You can download the latest version of the CCP cRAP using the
download_ccp_crap()
function. It is important to take a note of what date you download the CCP
cRAP database and what the current UniProt release is, as the sequences and
accessions can change (slightly) over time. Generally I like to include the
UniProt release in the file name e.g. 2021-01_CCP_cRAP.fasta
, but hfor this
example we'll just use a temporary file.
ccp_tmp <- tempfile(fileext = ".fasta") download_ccp_crap(ccp_tmp, is_crap = TRUE, verbose = TRUE)
We can load this FASTA file into R and take a look.
ccp_crap <- Biostrings::readAAStringSet(ccp_tmp) ccp_crap
We can see there are r length(ccp_crap)
sequences.
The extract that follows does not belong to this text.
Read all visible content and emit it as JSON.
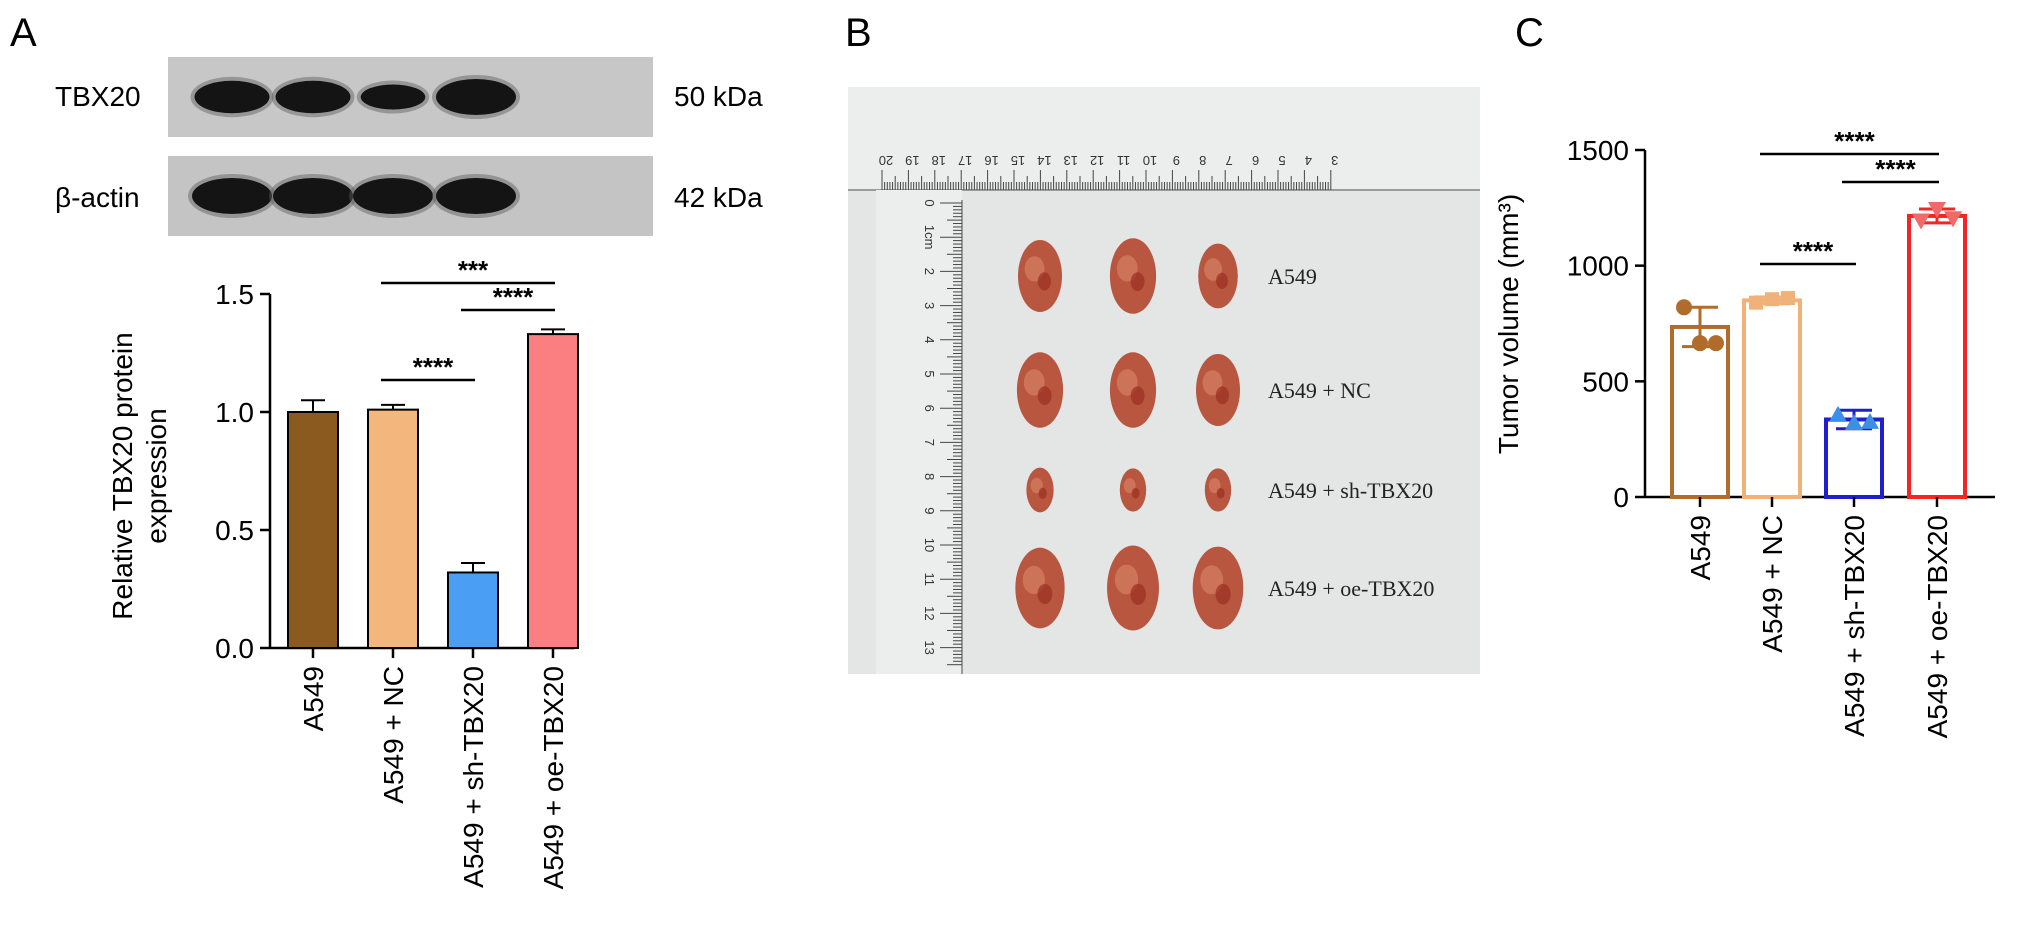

Now lets have a look
at some of the sequence headers.
head(names(ccp_crap))
These sequence headers are actually complete, and follow the standard structure of UniProt FASTA headers. Importantly they contain both the UniProt accession e.g. P00330 and the sequence version e.g. SV=5. Each time the amino acid sequence of a UniProt entry is modified, the sequence version is incremented by 1. With the UniProt accession and the SV number, one can know exactly which sequence is being referred to in the FASTA file.
This isn't exactly important for everyday use, but may prove important when reanalysing a proteomics experiment after a long time has passed.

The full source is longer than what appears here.